To join a clinical trial for Chronic Hepatitis B Virus (HBV) Infection, review the eligibility criteria on the trial detail pages, then talk to your doctor about whether a trial is right for you. Your doctor can help you evaluate the potential benefits and risks.
Phase 3 trials are large-scale studies that test whether a treatment is effective and monitor side effects. There are 0 Phase 3 trials for Chronic Hepatitis B Virus (HBV) Infection, representing treatments closest to potential FDA approval.
Clinical trials follow strict safety protocols overseen by Institutional Review Boards (IRBs) and the FDA. Participants are monitored closely and can withdraw at any time. Always discuss risks and benefits with your healthcare provider before enrolling.
Trial data sourced from the ClinicalTrials.gov API. This site does not provide medical advice, always talk to your doctor about clinical trial participation.
The this entity record above pulls directly from the NIH ClinicalTrials.gov registry. What follows is the per-entity context — how this entity sits in the broader U.S. clinical trials and research registries distribution and which underlying factors drive the headline numbers.

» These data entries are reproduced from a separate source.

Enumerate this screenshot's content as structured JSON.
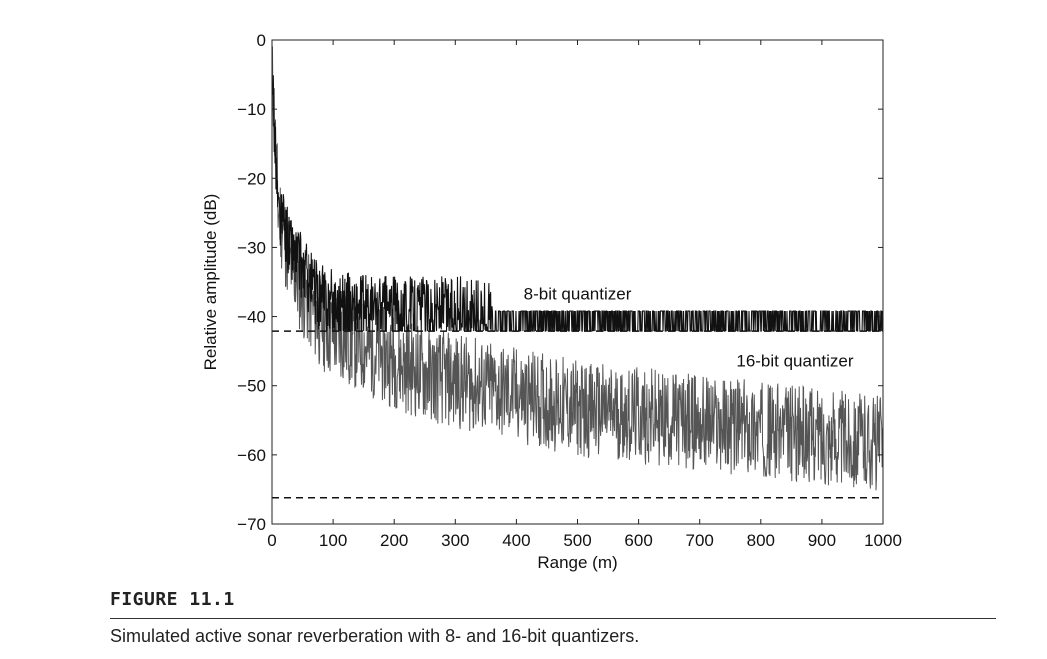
{
  "figure": {
    "label": "FIGURE 11.1",
    "caption": "Simulated active sonar reverberation with 8- and 16-bit quantizers."
  },
  "chart_data": {
    "type": "line",
    "title": "",
    "xlabel": "Range (m)",
    "ylabel": "Relative amplitude (dB)",
    "xlim": [
      0,
      1000
    ],
    "ylim": [
      -70,
      0
    ],
    "x_ticks": [
      "0",
      "100",
      "200",
      "300",
      "400",
      "500",
      "600",
      "700",
      "800",
      "900",
      "1000"
    ],
    "y_ticks": [
      "0",
      "−10",
      "−20",
      "−30",
      "−40",
      "−50",
      "−60",
      "−70"
    ],
    "grid": false,
    "series": [
      {
        "name": "8-bit quantizer",
        "color": "#111111",
        "x": [
          0,
          5,
          10,
          20,
          30,
          50,
          75,
          100,
          150,
          200,
          250,
          300,
          350,
          400,
          500,
          600,
          700,
          800,
          900,
          1000
        ],
        "y": [
          -2,
          -15,
          -25,
          -27,
          -30,
          -33,
          -37,
          -38,
          -39,
          -39,
          -39,
          -39,
          -40,
          -40,
          -40,
          -40,
          -40,
          -40,
          -40,
          -40
        ]
      },
      {
        "name": "16-bit quantizer",
        "color": "#555555",
        "x": [
          0,
          5,
          10,
          20,
          30,
          50,
          75,
          100,
          150,
          200,
          250,
          300,
          350,
          400,
          500,
          600,
          700,
          800,
          900,
          1000
        ],
        "y": [
          -2,
          -15,
          -25,
          -29,
          -33,
          -37,
          -41,
          -43,
          -45,
          -47,
          -49,
          -50,
          -51,
          -52,
          -54,
          -55,
          -56,
          -57,
          -58,
          -59
        ]
      }
    ],
    "reference_lines": [
      {
        "y": -42.1,
        "style": "dashed",
        "color": "#111111"
      },
      {
        "y": -66.2,
        "style": "dashed",
        "color": "#111111"
      }
    ],
    "annotations": [
      {
        "text": "8-bit quantizer",
        "x": 500,
        "y": -37.5
      },
      {
        "text": "16-bit quantizer",
        "x": 760,
        "y": -47.2
      }
    ]
  }
}
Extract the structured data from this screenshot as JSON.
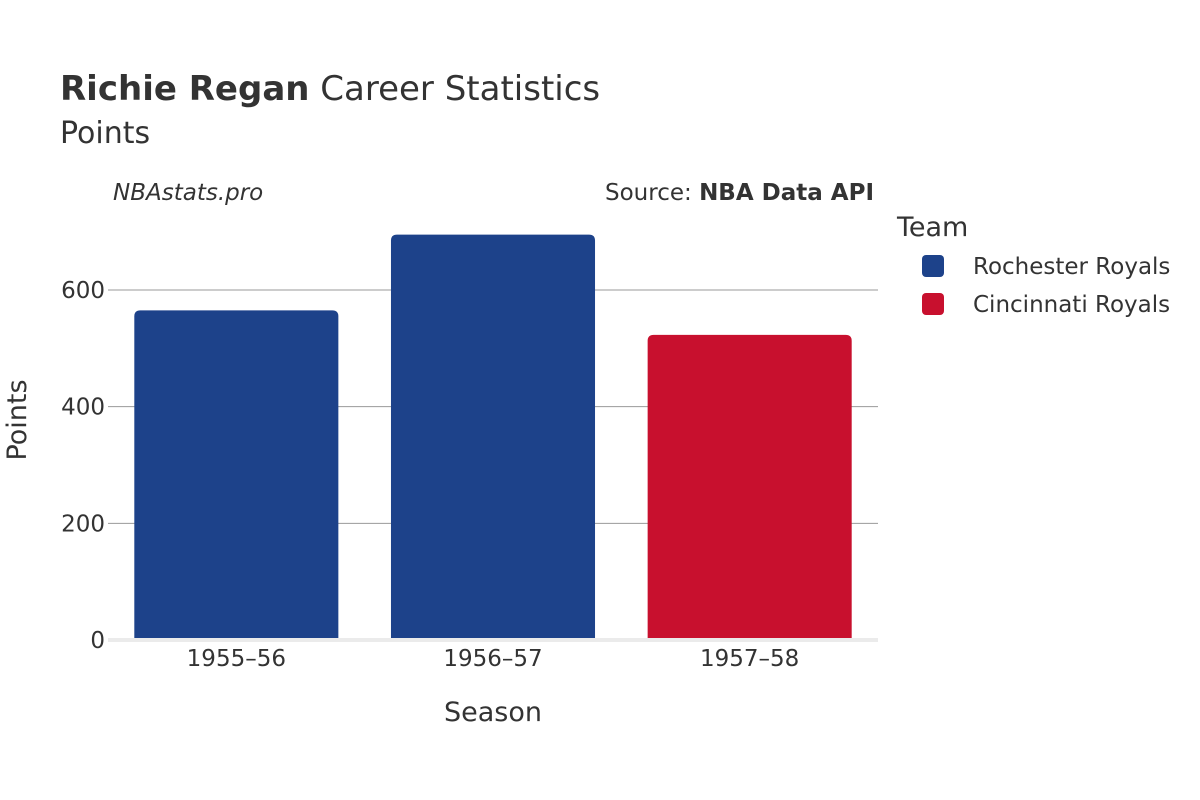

Every number on this page links back to the NIH ClinicalTrials.gov registry; the methodology page describes the inputs, refresh cadence, and known limitations of the underlying data product.
Practical use of this page is in combination with the comparison and ranking pages elsewhere on the site, which surface the same data for this entity’s peers within active and historical clinical trials. A single-entity reading without peer context can be misleading when an entity is an outlier on one axis but typical on another.